Another Sheehan Family Companies subsidiary will pay a multi-million dollar fine after running afoul of state alcohol regulators.
Hunterdon Brewing Co. has agreed to pay $2 million to the New Jersey Division of Alcoholic Beverage Control (ABC) for failing to maintain accurate records and reporting delinquent accounts.
By doing so, the Whitehouse Station-based wholesaler, which services thousands of retailers across New Jersey and represents craft brands such as Dogfish Head, Stone and Ballast Point, has dodged a 72-day suspension of its liquor license.
According to a “Notice of Charges,” Hunterdon was accused of six violations of the state’s Alcoholic Beverage Control Act for offenses that occurred between 2013 and 2016, including offering “unequal financing for retailers repayment of draft tap systems.”
Additionally, the wholesaler was accused of providing retailers with inaccurate and misleading invoices for “misc. draft charges,” which the ABC said did not accurately reflect charges going toward the repayment of installed draft systems. Subsequently, the company didn’t keep records of “delivery slips, invoices, manifests, waybills or similar documents” to retailers for a year after the delivery of alcoholic beverages.
Other allegations include failing to maintain a marketing manual describing “the equipment, services and repayment programs offered to retailers,” offering retailers an extension of credit beyond 30 days, failing to maintain information transmittals and other credit records for a two-year period, and failing to maintain books of account.
After entering a plea of no contest and agreeing to the consent order on May 31, Hunterdon will pay the ABC fine in four installments of $500,000 . The first payment is due June 15, with subsequent due dates of September 15, 2017; September 15, 2018; and August 15, 2019. However, the final $500,000 payment will be reduced to $250,000 if the company avoids “substantial violations similar in nature to those in this matter.”
Hunterdon has also waived its “right to any hearing or appeal whatsoever in connection with these charges.”
In addition to the fine, Hunterdon will participate in annual instructional compliance seminars with a law firm, and the company will hire an independent certified public accounting firm, which the ABC will approve, to audit the company’s business records, including “invoices, billing, credit, draught beer tap installation, marketing and promotional practices, etc.” The CPA will report the findings directly to the ABC Enforcement Bureau.
“Hunterdon has taken steps to educate its employees on the laws and regulations of New Jersey and has established improved record keeping practices to ensure compliance,” the company said in a statement released through Thomas B. Schreibel, who previously worked for Sheehan Family Companies as the vice president of government relations and now serves as a partner with Michael Best Strategies.
“Hunterdon fully cooperated with the Division during its investigation,” he added.

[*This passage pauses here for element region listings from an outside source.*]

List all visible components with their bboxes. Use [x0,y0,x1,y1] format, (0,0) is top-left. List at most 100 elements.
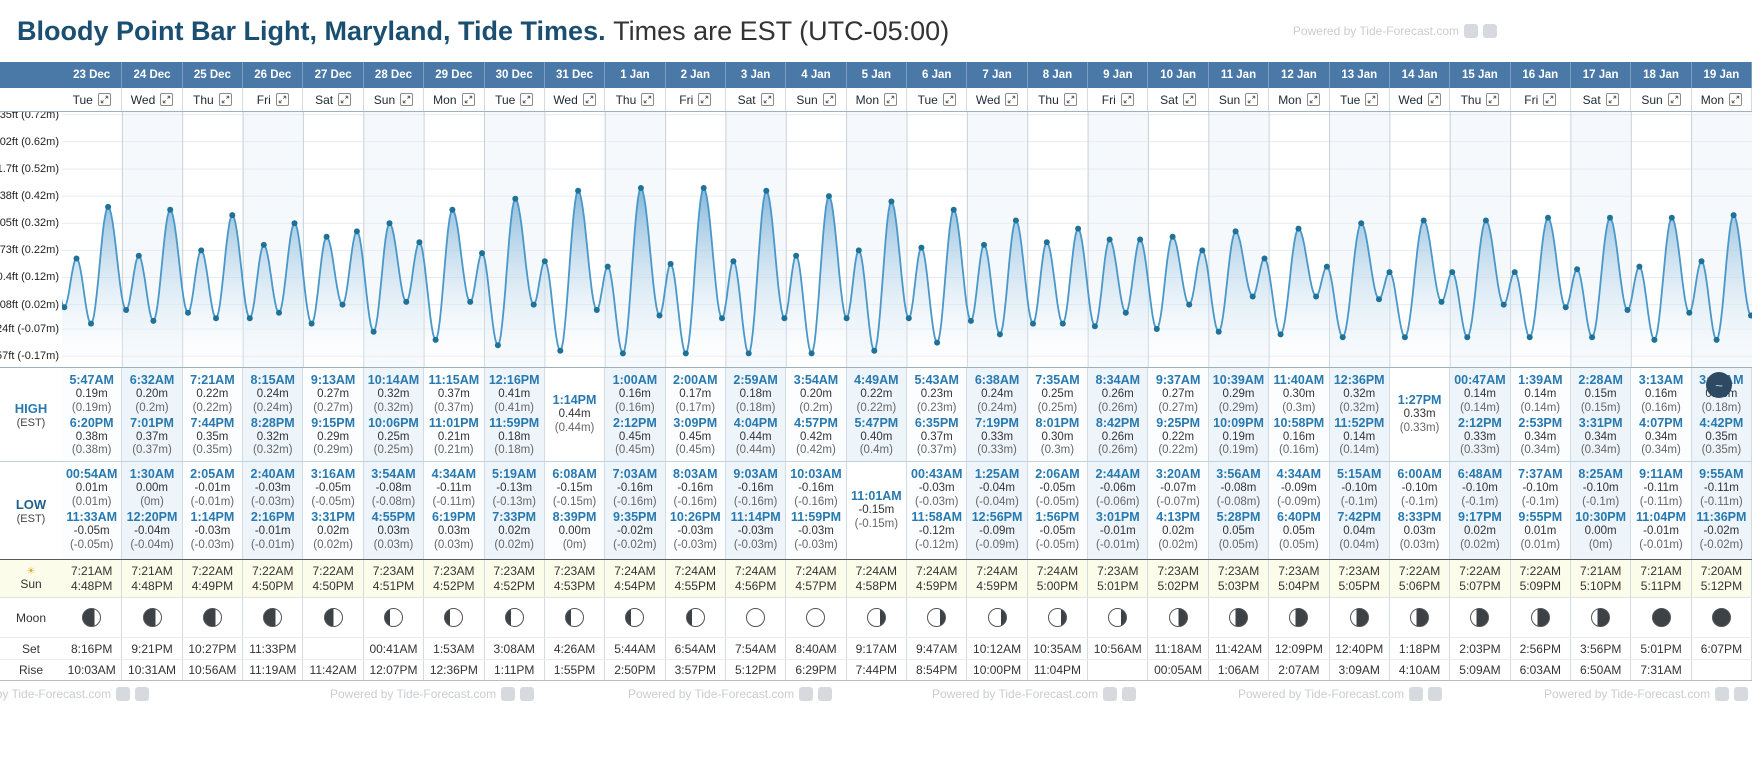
waning-crescent-moon-icon [1591,608,1611,627]
high-tide-cell: 5:47AM 0.19m (0.19m) 6:20PM 0.38m (0.38m) [62,368,123,461]
date-header-1-jan[interactable]: 1 Jan [605,62,666,88]
weekday-cell[interactable]: Sun [1209,88,1270,111]
tide-height-m-paren: (-0.11m) [1639,495,1683,508]
expand-icon[interactable] [1063,93,1077,106]
date-header-26-dec[interactable]: 26 Dec [243,62,304,88]
weekday-cell[interactable]: Fri [1511,88,1571,111]
date-header-29-dec[interactable]: 29 Dec [424,62,485,88]
weekday-cell[interactable]: Sat [726,88,787,111]
expand-icon[interactable] [461,93,475,106]
expand-icon[interactable] [1245,93,1259,106]
tide-entry: 6:00AM -0.10m (-0.1m) [1397,467,1441,510]
weekday-cell[interactable]: Wed [122,88,183,111]
date-header-14-jan[interactable]: 14 Jan [1390,62,1451,88]
expand-icon[interactable] [1543,93,1557,106]
tide-entry: 3:54AM -0.08m (-0.08m) [371,467,415,510]
weekday-cell[interactable]: Wed [545,88,606,111]
weekday-cell[interactable]: Sun [1631,88,1692,111]
expand-icon[interactable] [275,93,289,106]
weekday-cell[interactable]: Sun [364,88,425,111]
date-header-28-dec[interactable]: 28 Dec [364,62,425,88]
expand-icon[interactable] [1183,93,1197,106]
weekday-cell[interactable]: Tue [907,88,968,111]
date-header-24-dec[interactable]: 24 Dec [122,62,183,88]
date-header-31-dec[interactable]: 31 Dec [545,62,606,88]
weekday-cell[interactable]: Thu [605,88,666,111]
date-header-25-dec[interactable]: 25 Dec [183,62,244,88]
expand-icon[interactable] [582,93,596,106]
new-moon-icon [1711,608,1731,627]
weekday-cell[interactable]: Wed [1390,88,1451,111]
date-header-27-dec[interactable]: 27 Dec [303,62,364,88]
date-header-16-jan[interactable]: 16 Jan [1511,62,1571,88]
weekday-cell[interactable]: Thu [1028,88,1089,111]
date-header-19-jan[interactable]: 19 Jan [1692,62,1752,88]
weekday-cell[interactable]: Mon [1269,88,1330,111]
date-header-17-jan[interactable]: 17 Jan [1571,62,1632,88]
weekday-cell[interactable]: Sun [786,88,847,111]
weekday-cell[interactable]: Thu [1450,88,1511,111]
date-header-9-jan[interactable]: 9 Jan [1088,62,1149,88]
date-header-23-dec[interactable]: 23 Dec [62,62,123,88]
date-header-10-jan[interactable]: 10 Jan [1148,62,1209,88]
expand-icon[interactable] [1005,93,1019,106]
weekday-cell[interactable]: Thu [183,88,244,111]
expand-icon[interactable] [760,93,774,106]
moon-phase-cell [967,598,1028,637]
date-header-30-dec[interactable]: 30 Dec [485,62,545,88]
weekday-cell[interactable]: Mon [424,88,485,111]
expand-icon[interactable] [1486,93,1500,106]
date-header-13-jan[interactable]: 13 Jan [1330,62,1390,88]
weekday-cell[interactable]: Mon [1692,88,1752,111]
weekday-cell[interactable]: Fri [666,88,726,111]
expand-icon[interactable] [520,93,534,106]
expand-icon[interactable] [160,93,174,106]
weekday-cell[interactable]: Mon [847,88,908,111]
expand-icon[interactable] [97,93,111,106]
expand-icon[interactable] [1427,93,1441,106]
date-header-2-jan[interactable]: 2 Jan [666,62,726,88]
weekday-cell[interactable]: Sat [1571,88,1632,111]
weekday-cell[interactable]: Tue [485,88,545,111]
date-header-3-jan[interactable]: 3 Jan [726,62,787,88]
expand-icon[interactable] [884,93,898,106]
tide-height-m: -0.08m [375,482,412,494]
date-header-8-jan[interactable]: 8 Jan [1028,62,1089,88]
expand-icon[interactable] [338,93,352,106]
expand-icon[interactable] [400,93,414,106]
expand-icon[interactable] [1365,93,1379,106]
expand-icon[interactable] [218,93,232,106]
expand-icon[interactable] [1667,93,1681,106]
expand-icon[interactable] [1120,93,1134,106]
weekday-cell[interactable]: Fri [1088,88,1149,111]
expand-icon[interactable] [942,93,956,106]
sunset-time: 4:50PM [252,579,294,593]
date-header-15-jan[interactable]: 15 Jan [1450,62,1511,88]
tide-extreme-dot [918,244,925,251]
tide-height-m: 0.15m [1584,388,1617,400]
weekday-cell[interactable]: Fri [243,88,304,111]
weekday-cell[interactable]: Tue [1330,88,1390,111]
date-header-11-jan[interactable]: 11 Jan [1209,62,1270,88]
expand-icon[interactable] [698,93,712,106]
date-header-18-jan[interactable]: 18 Jan [1631,62,1692,88]
date-header-4-jan[interactable]: 4 Jan [786,62,847,88]
expand-icon[interactable] [1306,93,1320,106]
date-header-7-jan[interactable]: 7 Jan [967,62,1028,88]
moonset-row-label: Set [0,638,62,659]
date-header-5-jan[interactable]: 5 Jan [847,62,908,88]
timezone-note: Times are EST (UTC-05:00) [613,15,950,46]
weekday-cell[interactable]: Wed [967,88,1028,111]
sunrise-time: 7:24AM [614,564,656,578]
weekday-cell[interactable]: Sat [303,88,364,111]
weekday-cell[interactable]: Tue [62,88,123,111]
date-header-12-jan[interactable]: 12 Jan [1269,62,1330,88]
expand-icon[interactable] [822,93,836,106]
watermark-text: Powered by Tide-Forecast.com [1292,24,1459,38]
expand-icon[interactable] [641,93,655,106]
weekday-cell[interactable]: Sat [1148,88,1209,111]
tide-extreme-dot [825,193,832,200]
expand-icon[interactable] [1729,93,1743,106]
expand-icon[interactable] [1605,93,1619,106]
date-header-6-jan[interactable]: 6 Jan [907,62,968,88]
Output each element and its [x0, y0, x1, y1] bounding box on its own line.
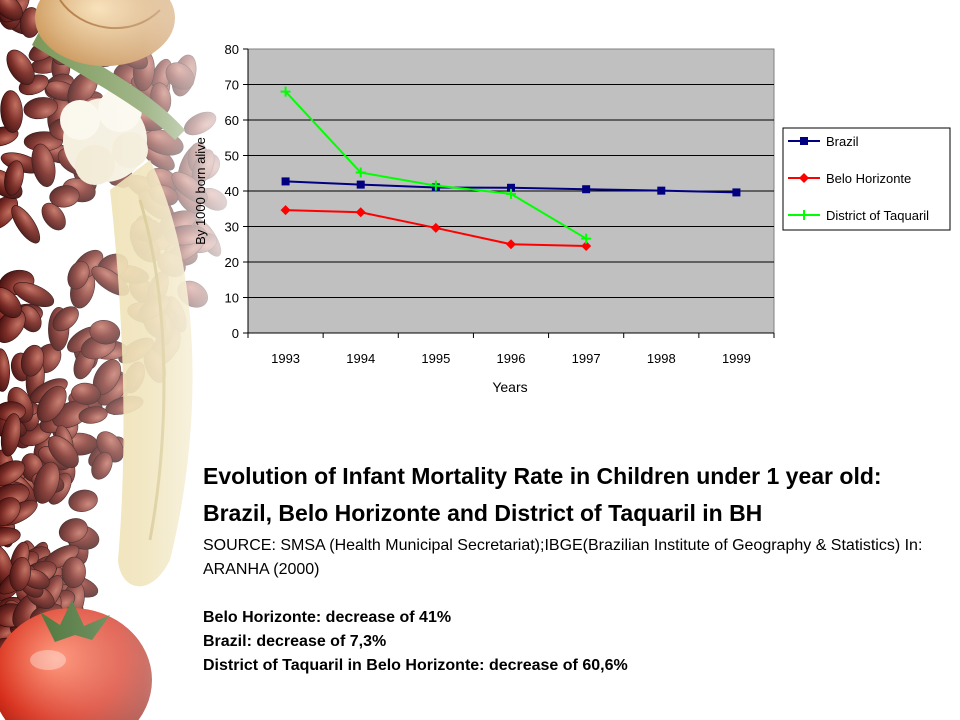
x-tick-label: 1999 — [722, 351, 751, 366]
stats-list: Belo Horizonte: decrease of 41% Brazil: … — [203, 606, 948, 678]
data-point — [582, 185, 591, 194]
stat-brazil: Brazil: decrease of 7,3% — [203, 633, 387, 650]
data-point — [581, 233, 592, 244]
legend-swatch-marker — [799, 173, 809, 183]
caption-block: Evolution of Infant Mortality Rate in Ch… — [203, 458, 948, 678]
data-point — [581, 241, 592, 252]
legend-label: District of Taquaril — [826, 208, 929, 223]
y-tick-label: 40 — [225, 184, 239, 199]
y-tick-label: 10 — [225, 291, 239, 306]
data-point — [732, 188, 741, 197]
x-tick-label: 1994 — [346, 351, 375, 366]
y-tick-label: 30 — [225, 220, 239, 235]
y-tick-label: 50 — [225, 149, 239, 164]
data-point — [356, 180, 365, 189]
x-tick-label: 1997 — [572, 351, 601, 366]
legend: Brazil Belo Horizonte District of Taquaril — [782, 127, 951, 231]
y-tick-label: 70 — [225, 78, 239, 93]
y-axis-label: By 1000 born alive — [193, 137, 208, 245]
y-tick-label: 0 — [232, 326, 239, 341]
x-tick-label: 1996 — [497, 351, 526, 366]
y-tick-label: 60 — [225, 113, 239, 128]
y-tick-label: 20 — [225, 255, 239, 270]
caption-title: Evolution of Infant Mortality Rate in Ch… — [203, 463, 882, 526]
legend-swatch-marker — [800, 137, 808, 145]
x-tick-label: 1995 — [421, 351, 450, 366]
data-point — [506, 188, 516, 199]
data-point — [657, 186, 666, 195]
x-axis-ticks: 1993 1994 1995 1996 1997 1998 1999 — [247, 332, 775, 366]
series-3 — [280, 86, 592, 244]
series-2 — [280, 205, 592, 252]
y-tick-label: 80 — [225, 42, 239, 57]
x-tick-label: 1998 — [647, 351, 676, 366]
data-point — [506, 239, 516, 250]
stat-belo-horizonte: Belo Horizonte: decrease of 41% — [203, 609, 452, 626]
legend-label: Belo Horizonte — [826, 171, 911, 186]
legend-label: Brazil — [826, 134, 859, 149]
series-1 — [281, 177, 741, 197]
data-point — [507, 183, 515, 192]
x-tick-label: 1993 — [271, 351, 300, 366]
caption-source: SOURCE: SMSA (Health Municipal Secretari… — [203, 537, 923, 578]
data-point — [281, 177, 290, 186]
legend-swatch-marker — [799, 210, 809, 220]
gridlines — [248, 84, 774, 298]
data-point — [430, 180, 441, 191]
y-axis-ticks: 0 10 20 30 40 50 60 70 80 — [225, 42, 249, 341]
x-axis-label: Years — [492, 379, 527, 395]
series-lines — [280, 86, 741, 252]
data-point — [355, 207, 366, 218]
data-point — [280, 86, 291, 97]
data-point — [280, 205, 291, 216]
data-point — [355, 167, 366, 178]
stat-taquaril: District of Taquaril in Belo Horizonte: … — [203, 657, 628, 674]
data-point — [430, 222, 441, 233]
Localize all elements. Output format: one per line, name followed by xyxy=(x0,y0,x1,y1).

In a conversation with Brewbound, Schreibel referred to the issues with invoicing as a “paperwork snafu.”
“This is just a paperwork and accounting problem,” he said. “And we’ve gone in and corrected it.”
Nevertheless, the New Jersey case is another example of the Sheehan Family Co., which operates 19 different wholesale operations in 13 states, running afoul of a state alcoholic beverage regulatory body.
In early 2016, the Massachusetts Alcoholic Beverages Control Commission (ABCC) levied the largest fine in state history — $2.6 million — against Sheehan subsidiary Craft Beer Guild of Massachusetts, for violating state laws that prohibit unfair trade practices and illegal pay-to-play activities in an attempt to curry favor with retailers.
In that case, the ABCC ruled that Craft Beer Guild “engaged in a pervasive illegal enterprise involving numerous retailers and corporations that spanned at least five years,” and went to “great lengths to hide its knowingly unlawful conduct.”
In a hearing, Craft Beer Guild admitted to paying bars upwards of $2,000 per tap handle, and in some cases as much as $20,000 annually for the promise of committed lines.
Craft Beer Guild, which is responsible for distributing upwards of 200 craft brands from across the U.S. throughout Massachusetts, is requesting a stay and for the court to set aside the ABCC decision. In the filing, Craft Beer Guild is asking the court to determine that “the penalty, including the fine, was unlawful and require it to be reduced, refunded or, alternatively, recalculated and reduced.”
Schiebel told Brewbound that an appeal is still pending, and Craft Beer Guild is in a “holding pattern” after submitting documents to the state’s attorney general.